The current health system in rural and urban areas of Islamabad Capital Territory (ITC) seems to be out-of-sync with several regulatory bodies working with little coordination.
Currently, health units and hospitals in ICT limits are functioning under different authorities, departments and ministries including the Capital Administration and Development Division (CADD), the Capital Development Authority (CDA), the Cabinet Division, the National Health Services Regulation, Coordination (NHSRC), the Pakistan Atomic Energy Commission (PAEC) and the ICT Chief Commissioner.
The breakup shows that currently 14 basic health units and three rural healthcare centres are functioning under the ICT; three tertiary hospitals — Pakistan Institute of Medical Sciences (PIMS), Polyclinic and the National Institute of Rehabilitation and Medicine under CADD; the CDA Hospital and dispensaries in urban Islamabad under the civic agency, and PAEC Hospital under the PAEC.

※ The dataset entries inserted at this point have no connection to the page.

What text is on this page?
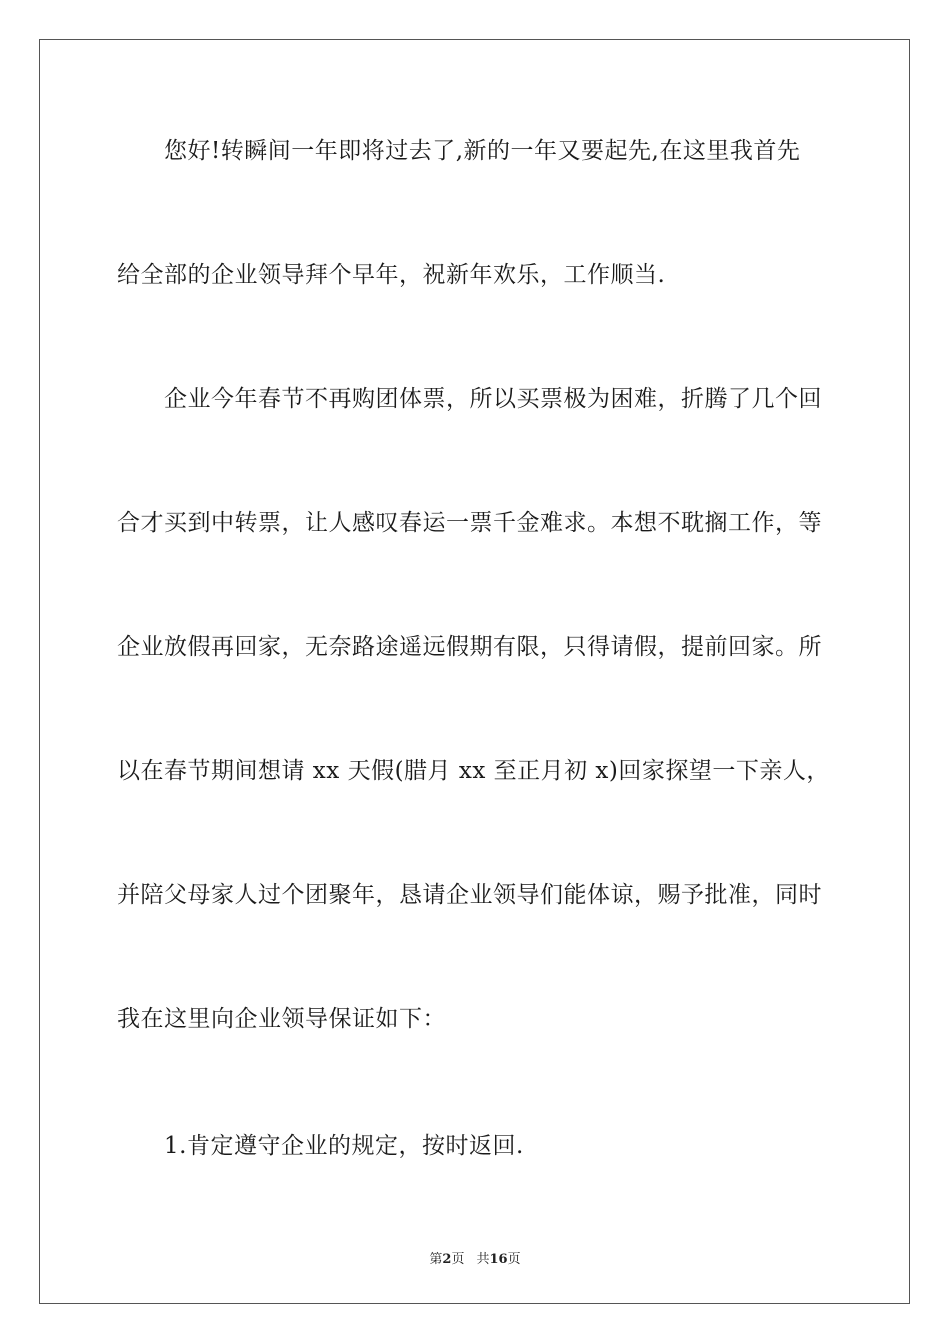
您好!转瞬间一年即将过去了,新的一年又要起先,在这里我首先
给全部的企业领导拜个早年，祝新年欢乐，工作顺当.
企业今年春节不再购团体票，所以买票极为困难，折腾了几个回
合才买到中转票，让人感叹春运一票千金难求。本想不耽搁工作，等
企业放假再回家，无奈路途遥远假期有限，只得请假，提前回家。所
以在春节期间想请 xx 天假(腊月 xx 至正月初 x)回家探望一下亲人，
并陪父母家人过个团聚年，恳请企业领导们能体谅，赐予批准，同时
我在这里向企业领导保证如下：
1.肯定遵守企业的规定，按时返回.
第2页 共16页
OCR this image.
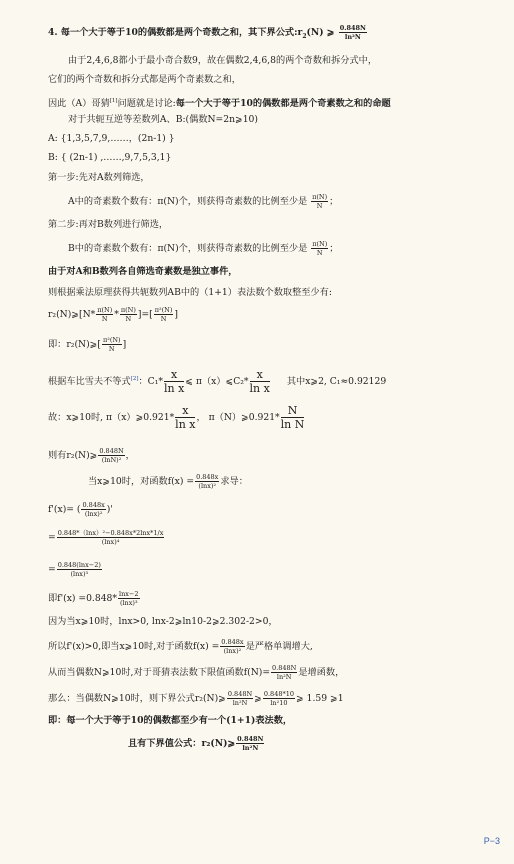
4. 每一个大于等于10的偶数都是两个奇数之和，其下界公式$:r_2(N)$ ⩾ $\frac{0.848N}{\text{ln²N}}$
由于2,4,6,8都小于最小奇合数9，故在偶数2,4,6,8的两个奇数和拆分式中，
它们的两个奇数和拆分式都是两个奇素数之和，
因此（A）哥猜[1]问题就是讨论:每一个大于等于10的偶数都是两个奇素数之和的命题
对于共轭互逆等差数列A、B:(偶数N=2n⩾10)
A: {1,3,5,7,9,……，(2n-1) }
B: { (2n-1) ,……,9,7,5,3,1}
第一步:先对A数列筛选，
A中的奇素数个数有：π(N)个，则获得奇素数的比例至少是 $\frac{\pi(N)}{N}$ ；
第二步:再对B数列进行筛选，
B中的奇素数个数有：π(N)个，则获得奇素数的比例至少是 $\frac{\pi(N)}{N}$ ；
由于对A和B数列各自筛选奇素数是独立事件，
则根据乘法原理获得共轭数列AB中的（1+1）表法数个数取整至少有:
r₂(N)⩾[N* $\frac{\pi(N)}{N} * \frac{\pi(N)}{N}$ ]=[ $\frac{\text{π²(N)}}{N}$ ]
即：r₂(N)⩾[ $\frac{\text{π²(N)}}{N}$ ]
根据车比雪夫不等式[2]：$C_1* \frac{x}{\text{ln x}}$ ⩽ π（x）⩽C₂* $\frac{x}{\text{ln x}}$ 其中x⩾2, C₁≈0.92129
故：x⩾10时, π（x）⩾0.921* $\frac{x}{\text{ln x}}$ ， π（N）⩾0.921* $\frac{N}{\text{ln N}}$
则有r₂(N)⩾ $\frac{0.848N}{\text{(lnN)²}}$ ，
当x⩾10时，对函数$f(x) = \frac{0.848x}{\text{(lnx)²}}$ 求导：
f'(x)= ( $\frac{0.848x}{\text{(lnx)²}}$ )'
= $\frac{\text{0.848*（lnx）²−0.848x*2lnx*1/x}}{\text{(lnx)⁴}}$
= $\frac{0.848(\ln x-2)}{\text{(lnx)³}}$
即$f'(x) =0.848* \frac{\ln x-2}{\text{(lnx)³}}$
因为当x⩾10时，lnx>0, lnx-2⩾ln10-2⩾2.302-2>0，
所以f'(x)>0,即当x⩾10时,对于函数$f(x) = \frac{0.848x}{\text{(lnx)²}}$ 是严格单调增大,
从而当偶数N⩾10时,对于哥猜表法数下限值函数$f(N)= \frac{0.848N}{\text{ln²N}}$ 是增函数，
那么：当偶数N⩾10时，则下界公式r₂(N)⩾ $\frac{0.848N}{\text{ln²N}}$ ⩾ $\frac{0.848*10}{\text{ln²10}}$ ⩾ 1.59 ⩾1
即：每一个大于等于10的偶数都至少有一个(1+1)表法数，
且有下界值公式：r₂(N)⩾ $\frac{0.848N}{\text{ln²N}}$
P−3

Health officials said that the lack of coordination and synchronisation among primary, secondary and tertiary healthcare centres were not only hampering effective delivery of health services but also costing the national exchequer in the form of fragmented health budget and allocations.
Health Minister Saira Afzal Tarar told The Express Tribune that the health ministry had proposed setting up a health board, or some other singular authority to merge the fragmented health facilities in ICT so that the services of doctors, paramedical staff and nurses could be utilised wherever needed.
She said that during a recent polio drive, the health ministry faced lot of problem in accessing children on the outskirt of Islamabad. “We had to hire lady health workers (LHWs) and volunteers to run the polio campaign on the outskirt of Islamabad due to lack of coordination among health authorities and other bodies in ICT,” she said, adding that there was a dire need to hire permanent LHWs and vaccinators to run polio drives.
SZABMU Vice-Chancellor Dr Javed Akram said that there was a need for a single government authority or autonomous board to run the affairs of the health units in the ICT for the effective delivery of health services in rural and urban areas.
He proposed the formation of a board which would split the city into four parts, with each part having directorates covering a number of union councils.
“Though devolution has occurred and resources have been given to provinces, much workload remains with the federation,” Dr Akram said and added that the workload should either be shifted to provinces, or provinces should reimburse federal hospitals for treating at the centre’s facilities.
Published in The Express Tribune, April 9th, 2016.